Milking the Elk
Last night it hailed at The Great Plotnik World Headquarters and Meatball Kitchen. Hail drifts more than 6 feet high piled up in the Lower Acreage. A neighbor child (OK, she was under forty five) erected a beautiful hailman, with an old bottle of pinot noir for a nose and small, organic black truffles for the buttons on his jacket. The Great Plotnik attached his hailshoes and managed to repair to the Rear Forty to milk the elk.
On his return, with a mischievous sneer, he gathered handfuls of fluffy hail and rolled them into a huge hailball inside his woolen mittens.

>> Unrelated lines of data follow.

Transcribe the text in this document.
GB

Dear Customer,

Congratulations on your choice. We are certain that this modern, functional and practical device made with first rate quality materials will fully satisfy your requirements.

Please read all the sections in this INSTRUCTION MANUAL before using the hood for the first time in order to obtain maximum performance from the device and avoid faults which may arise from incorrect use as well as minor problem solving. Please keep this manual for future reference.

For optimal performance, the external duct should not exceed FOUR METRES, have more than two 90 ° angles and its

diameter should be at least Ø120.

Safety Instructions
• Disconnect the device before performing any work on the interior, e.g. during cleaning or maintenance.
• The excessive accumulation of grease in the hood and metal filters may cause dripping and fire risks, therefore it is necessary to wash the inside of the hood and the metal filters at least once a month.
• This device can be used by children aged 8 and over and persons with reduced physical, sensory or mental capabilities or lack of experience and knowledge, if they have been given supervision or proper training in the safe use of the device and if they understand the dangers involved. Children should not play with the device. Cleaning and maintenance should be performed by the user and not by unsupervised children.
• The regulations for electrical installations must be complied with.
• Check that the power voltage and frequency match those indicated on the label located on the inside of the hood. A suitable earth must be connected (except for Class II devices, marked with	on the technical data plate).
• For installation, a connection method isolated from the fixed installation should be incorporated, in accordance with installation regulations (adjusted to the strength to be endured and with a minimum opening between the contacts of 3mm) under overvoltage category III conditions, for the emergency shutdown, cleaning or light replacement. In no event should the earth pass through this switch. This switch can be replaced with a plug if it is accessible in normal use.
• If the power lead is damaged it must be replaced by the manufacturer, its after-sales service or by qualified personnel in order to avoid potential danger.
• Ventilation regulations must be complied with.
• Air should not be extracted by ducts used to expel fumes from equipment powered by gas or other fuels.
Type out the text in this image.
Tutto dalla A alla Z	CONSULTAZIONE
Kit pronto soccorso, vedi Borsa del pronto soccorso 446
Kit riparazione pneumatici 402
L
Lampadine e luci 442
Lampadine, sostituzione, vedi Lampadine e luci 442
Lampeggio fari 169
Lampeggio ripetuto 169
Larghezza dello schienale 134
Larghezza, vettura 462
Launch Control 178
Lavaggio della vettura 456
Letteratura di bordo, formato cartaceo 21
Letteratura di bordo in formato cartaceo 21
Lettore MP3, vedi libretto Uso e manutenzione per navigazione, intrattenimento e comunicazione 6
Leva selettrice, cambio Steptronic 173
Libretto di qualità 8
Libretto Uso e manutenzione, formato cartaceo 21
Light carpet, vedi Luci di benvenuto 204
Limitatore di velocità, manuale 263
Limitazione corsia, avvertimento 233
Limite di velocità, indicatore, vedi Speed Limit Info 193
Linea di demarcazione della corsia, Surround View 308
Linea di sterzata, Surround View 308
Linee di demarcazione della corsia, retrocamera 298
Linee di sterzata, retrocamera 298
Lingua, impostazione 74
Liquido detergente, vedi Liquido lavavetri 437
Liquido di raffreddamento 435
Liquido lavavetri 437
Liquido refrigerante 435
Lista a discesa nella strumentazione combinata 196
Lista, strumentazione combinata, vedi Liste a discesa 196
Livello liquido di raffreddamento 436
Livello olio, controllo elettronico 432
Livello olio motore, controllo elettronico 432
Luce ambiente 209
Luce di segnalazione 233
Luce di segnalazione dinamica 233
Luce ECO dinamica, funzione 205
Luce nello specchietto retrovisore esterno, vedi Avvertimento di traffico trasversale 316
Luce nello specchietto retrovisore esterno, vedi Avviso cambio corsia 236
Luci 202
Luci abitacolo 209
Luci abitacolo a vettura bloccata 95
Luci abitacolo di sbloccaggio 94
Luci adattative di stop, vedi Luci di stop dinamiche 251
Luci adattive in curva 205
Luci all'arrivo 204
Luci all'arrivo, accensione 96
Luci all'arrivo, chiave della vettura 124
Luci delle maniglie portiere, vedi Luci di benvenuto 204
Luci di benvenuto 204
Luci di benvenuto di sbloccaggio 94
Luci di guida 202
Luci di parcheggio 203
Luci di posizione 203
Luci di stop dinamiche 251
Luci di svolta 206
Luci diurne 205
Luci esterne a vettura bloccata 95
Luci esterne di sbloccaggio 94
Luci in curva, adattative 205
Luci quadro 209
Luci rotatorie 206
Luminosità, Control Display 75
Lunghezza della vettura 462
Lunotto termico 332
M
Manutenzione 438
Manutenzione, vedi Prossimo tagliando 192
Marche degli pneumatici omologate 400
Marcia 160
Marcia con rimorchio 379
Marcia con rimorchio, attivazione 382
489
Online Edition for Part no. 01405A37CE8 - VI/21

Seeing The Great Ducknik staring at him, and sensing that this opportunity, given, you know, global warming, and the fact that it rarely dips under 55 degrees, may not come again, with all his might he hurled his missle, fully 1/16" in diameter, and melting fast, at The Great Ducknik, who continued to stare at him, either in gleeful comprehension of their shared experience, or perhaps wondering what strange conjunctions of the stars and weather patterns and just plain weird luck could have brought her to this spot.
"Rats," said The Great Plotnik, as the hailball evaporated before taking air.
Later on, Plot and Duck conspired, as they sat by the fire, to face unafraid the plans that they made.